Mutual Fund Unlocked: How to determine LTCG on your SIP?

Nikhil Desai

In the Union Budget 2018, Government of India reintroduced the Long term capital gain (LTCG) tax on the equity investments. From April 1, 2018, investors need to pay 10 per cent of LTCG on transfer of equity mutual funds having exposure of 65 per cent or more in equity or equity-related instruments. A gain of over and above 1 lakh are only taxed under LTCG. Also, LTCG made till January 31 are exempt under the grandfathering clause.

With all these changes many investors are a bit confused with the calculation of LTCG for their SIPs. First and the most important thing is that the investments made after February 1, 2018 are subjected to LTCG tax on the fulfilment of holding period condition (12 months). Lets have a look at how the LTCG will be calculated on mutual fund SIPs.

SIP is a systematic investment plan where investors invest a fixed amount every month due to which there are many buying dates for the purchase of units. So here the first-in-first-out rule is followed.
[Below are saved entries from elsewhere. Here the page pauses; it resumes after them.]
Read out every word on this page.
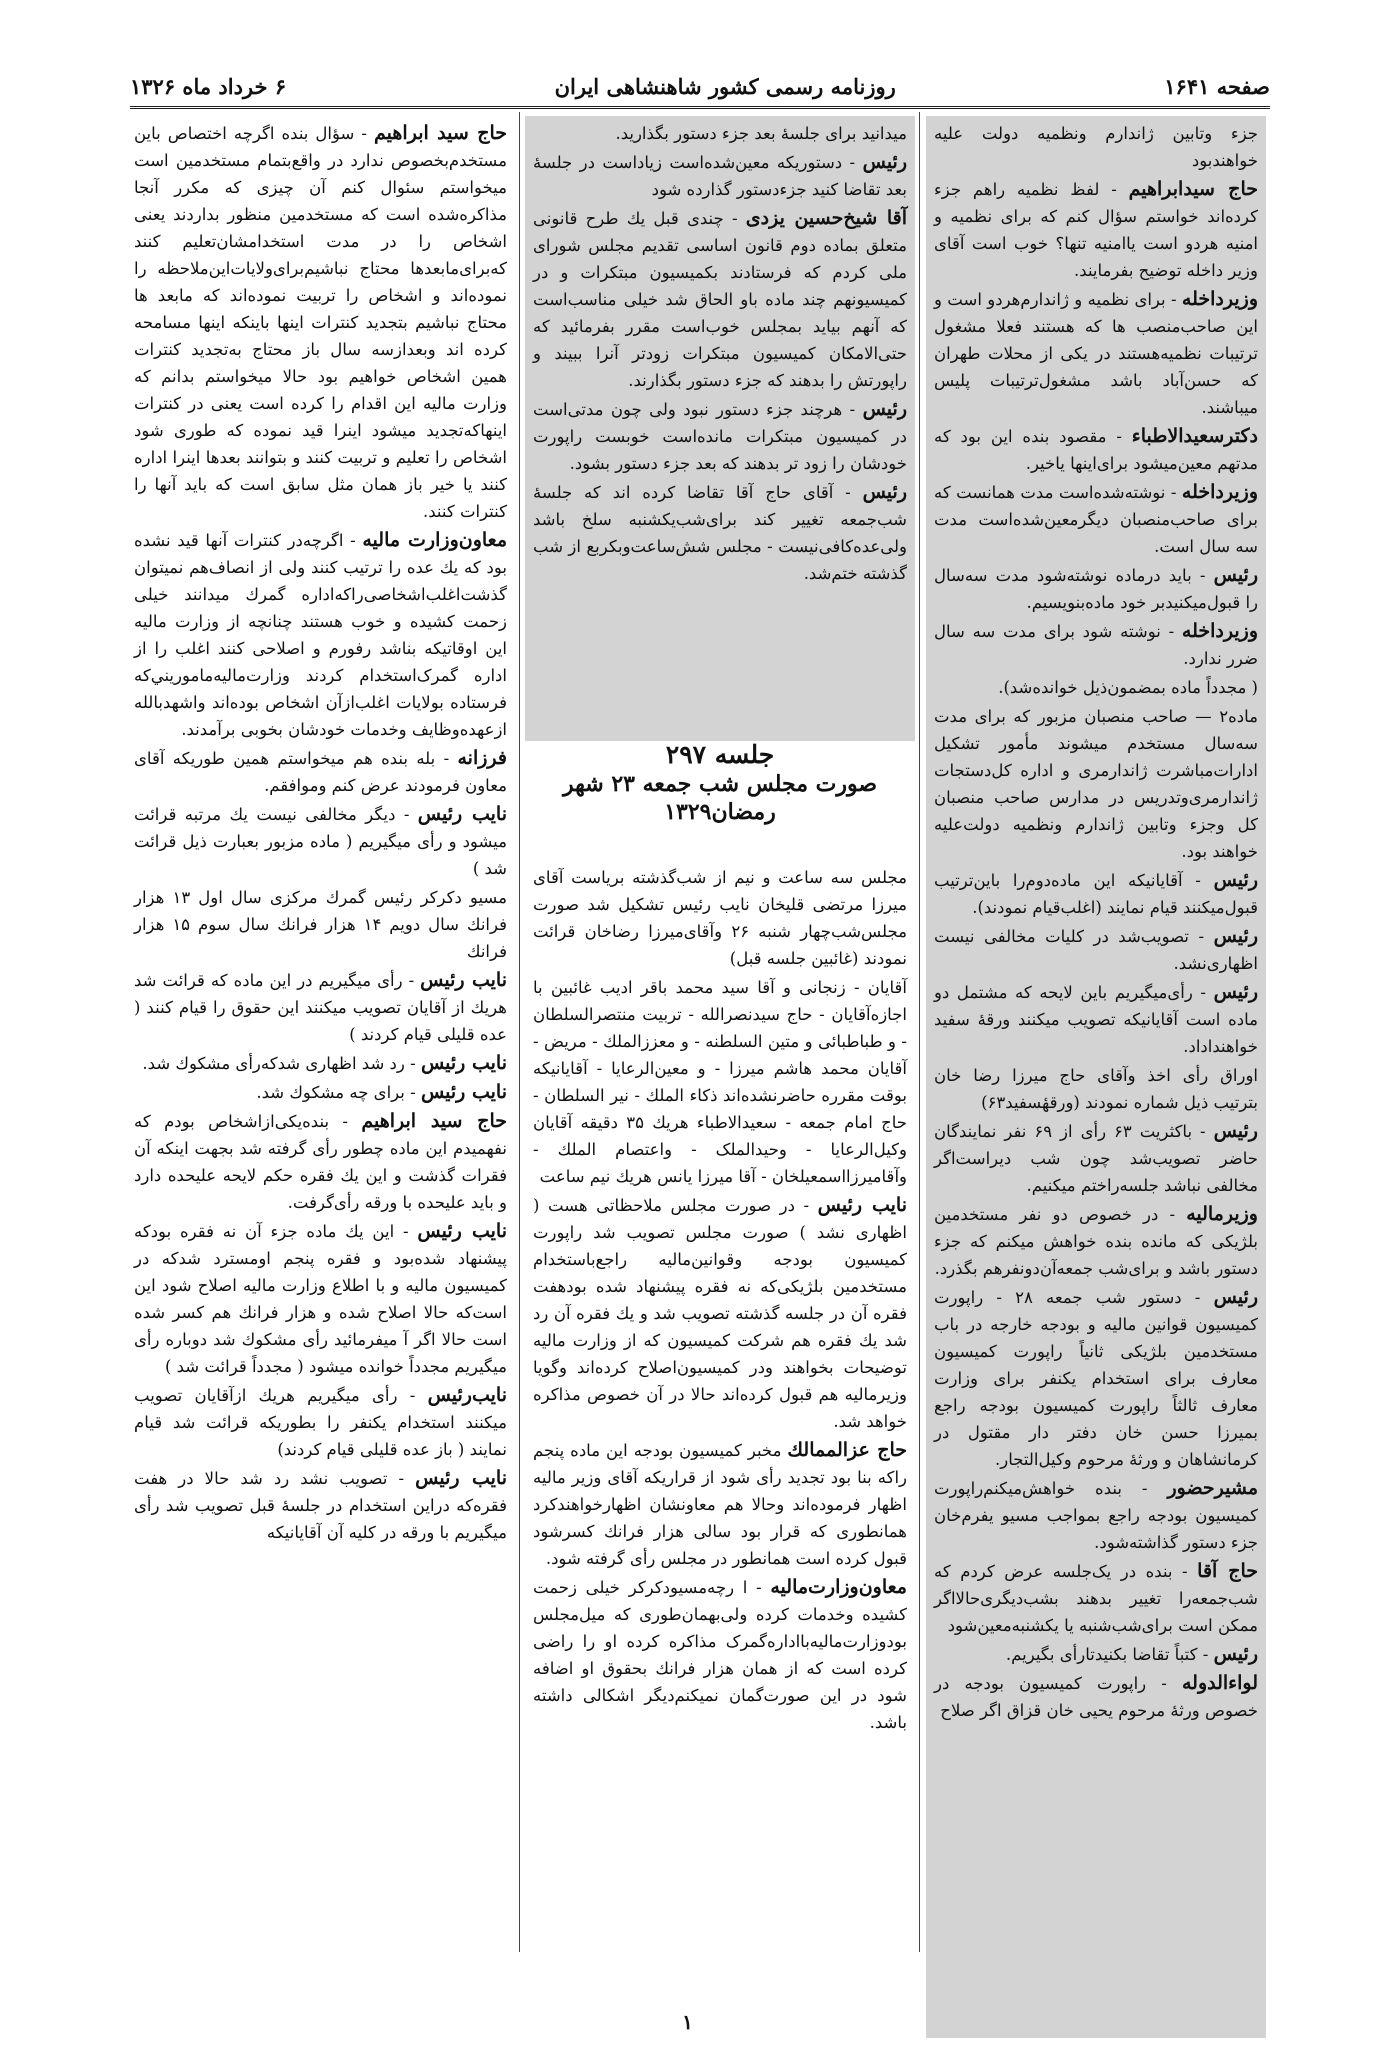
صفحه ۱۶۴۱
روزنامه رسمی کشور شاهنشاهی ایران
۶ خرداد ماه ۱۳۲۶

جزء وتابین ژاندارم ونظمیه دولت علیه خواهندبود

حاج سیدابراهیم - لفظ نظمیه راهم جزء کرده‌اند خواستم سؤال کنم که برای نظمیه و امنیه هردو است یاامنیه تنها؟ خوب است آقای وزیر داخله توضیح بفرمایند.

وزیرداخله - برای نظمیه و ژاندارم‌هردو است و این صاحب‌منصب ها که هستند فعلا مشغول ترتیبات نظمیه‌هستند در یکی از محلات طهران که حسن‌آباد باشد مشغول‌ترتیبات پلیس میباشند.

دکترسعیدالاطباء - مقصود بنده این بود که مدتهم معین‌میشود برای‌اینها یاخیر.

وزیرداخله - نوشته‌شده‌است مدت همانست که برای صاحب‌منصبان دیگرمعین‌شده‌است مدت سه سال است.

رئیس - باید درماده نوشته‌شود مدت سه‌سال را قبول‌میکنیدبر خود ماده‌بنویسیم.

وزیرداخله - نوشته شود برای مدت سه سال ضرر ندارد.

( مجدداً ماده بمضمون‌ذیل خوانده‌شد).

ماده۲ — صاحب منصبان مزبور که برای مدت سه‌سال مستخدم میشوند مأمور تشکیل ادارات‌مباشرت ژاندارمری و اداره کل‌دستجات ژاندارمری‌و‌تدریس در مدارس صاحب منصبان کل وجزء وتابین ژاندارم ونظمیه دولت‌علیه خواهند بود.

رئیس - آقایانیکه این ماده‌دوم‌را باین‌ترتیب قبول‌میکنند قیام نمایند (اغلب‌قیام نمودند).

رئیس - تصویب‌شد در کلیات مخالفی نیست اظهاری‌نشد.

رئیس - رأی‌میگیریم باین لایحه که مشتمل دو ماده است آقایانیکه تصویب میکنند ورقهٔ سفید خواهنداداد.

اوراق رأی اخذ وآقای حاج میرزا رضا خان بترتیب ذیل شماره نمودند (ورقهٔسفید۶۳)

رئیس - باکثریت ۶۳ رأی از ۶۹ نفر نمایندگان حاضر تصویب‌شد چون شب دیراست‌اگر مخالفی نباشد جلسه‌راختم میکنیم.

وزیرمالیه - در خصوص دو نفر مستخدمین بلژیکی که مانده بنده خواهش میکنم که جزء دستور باشد و برای‌شب جمعه‌آن‌دونفرهم بگذرد.

رئیس - دستور شب جمعه ۲۸ - راپورت کمیسیون قوانین مالیه و بودجه خارجه در باب مستخدمین بلژیکی ثانیاً راپورت کمیسیون معارف برای استخدام یکنفر برای وزارت معارف ثالثاً راپورت کمیسیون بودجه راجع بمیرزا حسن خان دفتر دار مقتول در کرمانشاهان و ورثهٔ مرحوم وکیل‌التجار.

مشیرحضور - بنده خواهش‌میکنم‌راپورت کمیسیون بودجه راجع بمواجب مسیو یفرم‌خان جزء دستور گذاشته‌شود.

حاج آقا - بنده در یک‌جلسه عرض کردم که شب‌جمعه‌را تغییر بدهند بشب‌دیگری‌حالااگر ممکن است برای‌شب‌شنبه یا یکشنبه‌معین‌شود

رئیس - کتباً تقاضا بکنید‌تارأی بگیریم.

لواءالدوله - راپورت کمیسیون بودجه در خصوص ورثهٔ مرحوم یحیی خان قزاق اگر صلاح

میدانید برای جلسهٔ بعد جزء دستور بگذارید.

رئیس - دستوریکه معین‌شده‌است زیاداست در جلسهٔ بعد تقاضا کنید جزءدستور گذارده شود

آقا شیخ‌حسین یزدی - چندی قبل یك طرح قانونی متعلق بماده دوم قانون اساسی تقدیم مجلس شورای ملی کردم که فرستادند بکمیسیون مبتکرات و در کمیسیونهم چند ماده باو الحاق شد خیلی مناسب‌است که آنهم بیاید بمجلس خوب‌است مقرر بفرمائید که حتی‌الامکان کمیسیون مبتکرات زودتر آنرا ببیند و راپورتش را بدهند که جزء دستور بگذارند.

رئیس - هرچند جزء دستور نبود ولی چون مدتی‌است در کمیسیون مبتکرات مانده‌است خوبست راپورت خودشان را زود تر بدهند که بعد جزء دستور بشود.

رئیس - آقای حاج آقا تقاضا کرده اند که جلسهٔ شب‌جمعه تغییر کند برای‌شب‌یکشنبه سلخ باشد ولی‌عده‌کافی‌نیست - مجلس شش‌ساعت‌وبکربع از شب گذشته ختم‌شد.

جلسه ۲۹۷
صورت مجلس شب جمعه ۲۳ شهر رمضان۱۳۲۹

مجلس سه ساعت و نیم از شب‌گذشته بریاست آقای میرزا مرتضی قلیخان نایب رئیس تشکیل شد صورت مجلس‌شب‌چهار شنبه ۲۶ وآقای‌میرزا رضاخان قرائت نمودند (غائبین جلسه قبل)

آقایان - زنجانی و آقا سید محمد باقر ادیب غائبین با اجازه‌آقایان - حاج سیدنصرالله - تربیت منتصرالسلطان - و طباطبائی و متین السلطنه - و معززالملك - مریض - آقایان محمد هاشم میرزا - و معین‌الرعایا - آقایانیکه بوقت مقرره حاضرنشده‌اند ذکاء الملك - نیر السلطان - حاج امام جمعه - سعیدالاطباء هریك ۳۵ دقیقه آقایان وکیل‌الرعایا - وحیدالملک - واعتصام الملك - وآقامیرزااسمعیلخان - آقا میرزا یانس هریك نیم ساعت

نایب رئیس - در صورت مجلس ملاحظاتی هست ( اظهاری نشد ) صورت مجلس تصویب شد راپورت کمیسیون بودجه وقوانین‌مالیه راجع‌باستخدام مستخدمین بلژیکی‌که نه فقره پیشنهاد شده بودهفت فقره آن در جلسه گذشته تصویب شد و یك فقره آن رد شد یك فقره هم شرکت کمیسیون که از وزارت مالیه توضیحات بخواهند ودر کمیسیون‌اصلاح کرده‌اند وگویا وزیرمالیه هم قبول کرده‌اند حالا در آن خصوص مذاکره خواهد شد.

حاج عزالممالك مخبر کمیسیون بودجه این ماده پنجم راکه بنا بود تجدید رأی شود از قراریکه آقای وزیر مالیه اظهار فرموده‌اند وحالا هم معاونشان اظهارخواهندکرد همانطوری که قرار بود سالی هزار فرانك کسرشود قبول کرده است همانطور در مجلس رأی گرفته شود.

معاون‌وزارت‌مالیه - ا رچه‌مسیودکرکر خیلی زحمت کشیده وخدمات کرده ولی‌بهمان‌طوری که میل‌مجلس بودوزارت‌مالیه‌بااداره‌گمرک مذاکره کرده او را راضی کرده است که از همان هزار فرانك بحقوق او اضافه شود در این صورت‌گمان نمیکنم‌دیگر اشکالی داشته باشد.

حاج سید ابراهیم - سؤال بنده اگرچه اختصاص باین مستخدم‌بخصوص ندارد در واقع‌بتمام مستخدمین است میخواستم سئوال کنم آن چیزی که مکرر آنجا مذاکره‌شده است که مستخدمین منظور بداردند یعنی اشخاص را در مدت استخدامشان‌تعلیم کنند که‌برای‌مابعدها محتاج نباشیم‌برای‌ولایات‌این‌ملاحظه را نموده‌اند و اشخاص را تربیت نموده‌اند که مابعد ها محتاج نباشیم بتجدید کنترات اینها باینکه اینها مسامحه کرده اند وبعدازسه سال باز محتاج به‌تجدید کنترات همین اشخاص خواهیم بود حالا میخواستم بدانم که وزارت مالیه این اقدام را کرده است یعنی در کنترات اینهاکه‌تجدید میشود اینرا قید نموده که طوری شود اشخاص را تعلیم و تربیت کنند و بتوانند بعدها اینرا اداره کنند یا خیر باز همان مثل سابق است که باید آنها را کنترات کنند.

معاون‌وزارت مالیه - اگرچه‌در کنترات آنها قید نشده بود که یك عده را ترتیب کنند ولی از انصاف‌هم نمیتوان گذشت‌اغلب‌اشخاصی‌را‌که‌اداره گمرك میدانند خیلی زحمت کشیده و خوب هستند چنانچه از وزارت مالیه این اوقاتیکه بناشد رفورم و اصلاحی کنند اغلب را از اداره گمرک‌استخدام کردند وزارت‌مالیه‌ماموریني‌که فرستاده بولایات اغلب‌از‌آن اشخاص بوده‌اند واشهدبالله ازعهده‌وظایف وخدمات خودشان بخوبی برآمدند.

فرزانه - بله بنده هم میخواستم همین طوریکه آقای معاون فرمودند عرض کنم وموافقم.

نایب رئیس - دیگر مخالفی نیست یك مرتبه قرائت میشود و رأی میگیریم ( ماده مزبور بعبارت ذیل قرائت شد )

مسیو دکرکر رئیس گمرك مرکزی سال اول ۱۳ هزار فرانك سال دویم ۱۴ هزار فرانك سال سوم ۱۵ هزار فرانك

نایب رئیس - رأی میگیریم در این ماده که قرائت شد هریك از آقایان تصویب میکنند این حقوق را قیام کنند ( عده قلیلی قیام کردند )

نایب رئیس - رد شد اظهاری شدکه‌رأی مشکوك شد.

نایب رئیس - برای چه مشکوك شد.

حاج سید ابراهیم - بنده‌یکی‌ازاشخاص بودم که نفهمیدم این ماده چطور رأی گرفته شد بجهت اینکه آن فقرات گذشت و این یك فقره حکم لایحه علیحده دارد و باید علیحده با ورقه رأی‌گرفت.

نایب رئیس - این یك ماده جزء آن نه فقره بود‌که پیشنهاد شده‌بود و فقره پنجم اومسترد شد‌که در کمیسیون مالیه و با اطلاع وزارت مالیه اصلاح شود این است‌که حالا اصلاح شده و هزار فرانك هم کسر شده است حالا اگر آ میفرمائید رأی مشکوك شد دوباره رأی میگیریم مجدداً خوانده میشود ( مجدداً قرائت شد )

نایب‌رئیس - رأی میگیریم هریك ازآقایان تصویب میکنند استخدام یکنفر را بطوریکه قرائت شد قیام نمایند ( باز عده قلیلی قیام کردند)

نایب رئیس - تصویب نشد رد شد حالا در هفت فقره‌که دراین استخدام در جلسهٔ قبل تصویب شد رأی میگیریم با ورقه در کلیه آن آقایانیکه

۱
Also here it is assumed that the units bought first are the units that are sold first.

Therefore, an individual needs to determine the number of units purchased and dates on the basis of the sold units. It is possible that the number of units can be from different purchase dates. Going ahead, the NAV’s for those dates should be considered and the holding period should be determined to know the long term or short term gains.

Let's understand this with an example assuming monthly SIP of Rs. 15,000 and units purchased as per the table given below. To make things simplier, the time span is considered to be four months.

                  

Total units accumulated during the four months equals to 1165 and the NAV on May 1, 2018 is assumed to be 75. Now, say 500 units are to be redeemed on May 1, 2018, then, 273 units of May 1, 2017 and 227 units of June 1, will be considered. As 273 units have completed 12 months, they will be subject to LTCG while the gains made on the balance 227 units will be shot-term in nature, as they have been held for only 11 months.

Out of this, some of the gains have been accrued before January 31, 2018 which should be grandfathered. So the NAV of January 31, will be compared with the sale value that is value as on May 31, 2018. The lower of these values will be further compared with the actual purchase price. With this comparison, the higher among these values will be considered as the investment cost. Finally, the capital gain will be the difference between the cost and the sale value. In a similar way, the LTCG calculation for the redemption through SWP route can be done.

The LTCG applicable on SIP can be calculated by the above method. Also, the fund houses can give the capital gain statement to the investors which can be used to determine the tax liability.